In some embodiments, the maintenance platform 15 and the photographing mechanism 40 are spaced apart in the width direction of the frame 10 (refer to the direction indicated by the X arrow in fig. 1), and the coil stock maintenance apparatus further includes a display 81, wherein the display 81 is mounted on the side of the protective cover 70 facing the maintenance platform 15, and the display 81 is electrically connected to the photographing mechanism 40.

Specifically, the maintenance platform 15 and the photographing mechanism 40 are disposed at two ends of the width direction of the frame 10, the photographing mechanism 40 transmits the photographed image to the display 81, so that the display 81 can be checked by a user to obtain the position of the defect, and the maintenance efficiency of the material belt 100 is improved. Of course, in other embodiments, the coil service apparatus may not be provided with the display 81.

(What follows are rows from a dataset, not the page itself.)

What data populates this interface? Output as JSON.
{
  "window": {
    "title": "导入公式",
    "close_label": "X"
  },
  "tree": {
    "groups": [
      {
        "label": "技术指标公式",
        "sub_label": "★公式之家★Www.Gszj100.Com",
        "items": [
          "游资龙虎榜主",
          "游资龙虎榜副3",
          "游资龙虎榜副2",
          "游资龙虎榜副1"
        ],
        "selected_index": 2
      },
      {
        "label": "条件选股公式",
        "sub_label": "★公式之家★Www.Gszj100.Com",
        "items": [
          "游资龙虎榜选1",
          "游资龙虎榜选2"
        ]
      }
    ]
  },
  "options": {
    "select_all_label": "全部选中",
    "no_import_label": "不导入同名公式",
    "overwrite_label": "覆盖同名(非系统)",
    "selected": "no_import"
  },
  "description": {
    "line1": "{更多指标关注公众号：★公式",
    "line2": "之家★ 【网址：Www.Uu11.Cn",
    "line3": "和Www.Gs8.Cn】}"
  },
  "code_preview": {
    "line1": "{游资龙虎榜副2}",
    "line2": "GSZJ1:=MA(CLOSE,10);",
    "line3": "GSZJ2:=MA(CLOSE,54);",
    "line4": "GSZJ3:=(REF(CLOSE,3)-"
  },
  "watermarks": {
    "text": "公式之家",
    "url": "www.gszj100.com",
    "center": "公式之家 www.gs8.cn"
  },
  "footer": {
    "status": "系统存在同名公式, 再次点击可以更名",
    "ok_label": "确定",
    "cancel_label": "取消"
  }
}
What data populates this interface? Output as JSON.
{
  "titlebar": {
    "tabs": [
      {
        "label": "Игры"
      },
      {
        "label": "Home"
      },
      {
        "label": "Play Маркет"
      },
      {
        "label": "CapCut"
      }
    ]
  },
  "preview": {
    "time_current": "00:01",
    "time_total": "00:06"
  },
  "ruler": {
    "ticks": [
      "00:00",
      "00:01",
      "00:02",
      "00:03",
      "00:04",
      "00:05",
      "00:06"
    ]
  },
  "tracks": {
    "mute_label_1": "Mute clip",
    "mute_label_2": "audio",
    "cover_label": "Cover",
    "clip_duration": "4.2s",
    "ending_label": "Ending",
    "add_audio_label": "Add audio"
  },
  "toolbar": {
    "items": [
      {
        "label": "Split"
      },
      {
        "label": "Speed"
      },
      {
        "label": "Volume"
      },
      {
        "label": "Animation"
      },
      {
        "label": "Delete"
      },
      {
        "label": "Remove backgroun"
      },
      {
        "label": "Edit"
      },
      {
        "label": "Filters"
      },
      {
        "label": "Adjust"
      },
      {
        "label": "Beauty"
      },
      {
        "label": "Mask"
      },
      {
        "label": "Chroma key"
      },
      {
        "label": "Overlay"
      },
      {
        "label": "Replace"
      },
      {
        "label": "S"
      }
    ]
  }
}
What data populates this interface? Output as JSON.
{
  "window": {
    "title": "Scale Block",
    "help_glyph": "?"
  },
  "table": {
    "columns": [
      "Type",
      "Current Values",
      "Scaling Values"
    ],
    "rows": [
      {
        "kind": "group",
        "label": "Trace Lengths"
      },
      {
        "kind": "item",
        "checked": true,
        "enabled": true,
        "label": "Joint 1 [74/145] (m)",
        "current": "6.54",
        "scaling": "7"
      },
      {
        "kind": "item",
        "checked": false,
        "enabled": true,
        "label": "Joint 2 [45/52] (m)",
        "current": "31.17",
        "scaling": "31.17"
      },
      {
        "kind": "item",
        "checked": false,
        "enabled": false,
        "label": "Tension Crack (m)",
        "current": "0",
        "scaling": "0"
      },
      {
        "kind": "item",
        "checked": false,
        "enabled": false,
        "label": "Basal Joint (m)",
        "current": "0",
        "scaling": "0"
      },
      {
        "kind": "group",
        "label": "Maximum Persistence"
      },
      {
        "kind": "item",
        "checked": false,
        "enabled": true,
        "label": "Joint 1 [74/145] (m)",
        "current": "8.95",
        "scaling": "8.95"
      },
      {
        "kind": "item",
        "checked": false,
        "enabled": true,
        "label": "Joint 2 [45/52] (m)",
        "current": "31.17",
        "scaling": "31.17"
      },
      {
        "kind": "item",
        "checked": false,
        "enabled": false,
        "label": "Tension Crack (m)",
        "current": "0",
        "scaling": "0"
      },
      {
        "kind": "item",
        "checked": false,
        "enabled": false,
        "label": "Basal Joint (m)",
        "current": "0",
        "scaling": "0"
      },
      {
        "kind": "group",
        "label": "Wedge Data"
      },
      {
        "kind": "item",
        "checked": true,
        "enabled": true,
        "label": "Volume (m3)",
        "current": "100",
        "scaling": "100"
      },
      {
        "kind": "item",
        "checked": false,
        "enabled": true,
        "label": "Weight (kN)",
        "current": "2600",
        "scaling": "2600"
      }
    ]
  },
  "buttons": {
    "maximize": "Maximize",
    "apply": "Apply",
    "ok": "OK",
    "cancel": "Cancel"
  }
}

In some embodiments, the coil stock inspection apparatus further comprises a microscope 80 and a driving assembly 82, the microscope 80 is disposed on the upper side of the maintenance platform 15, the microscope 80 is electrically connected with the display 8181 and the controller, and the driving assembly 82 is in driving connection with the microscope 80 to drive the microscope 80 to move laterally on the upper side of the maintenance platform 15.

Specifically, after the photographing mechanism 40 photographs the material strip 100, data is transmitted to the controller, after the controller detects a defect, the controller sends information to the microscope 80, and when the material strip 100 with the defect stays on the maintenance platform 15, the microscope 80 moves to the upper side of the defect according to the information provided by the controller, so as to amplify the defect on the material strip 100, and the amplified image is transmitted to the display 8181, so as to be displayed through the display 8181. When repairing the board, the user can repair the material belt 100 by looking at the image on the display 8181, namely, the user can see the defect on the material belt 100 more clearly by looking at the enlarged image, thereby reducing the repair difficulty. Of course, in other embodiments, the coil stock inspection apparatus may be configured without the microscope 80, and the user may directly perform maintenance by viewing the image captured by the capturing mechanism 40.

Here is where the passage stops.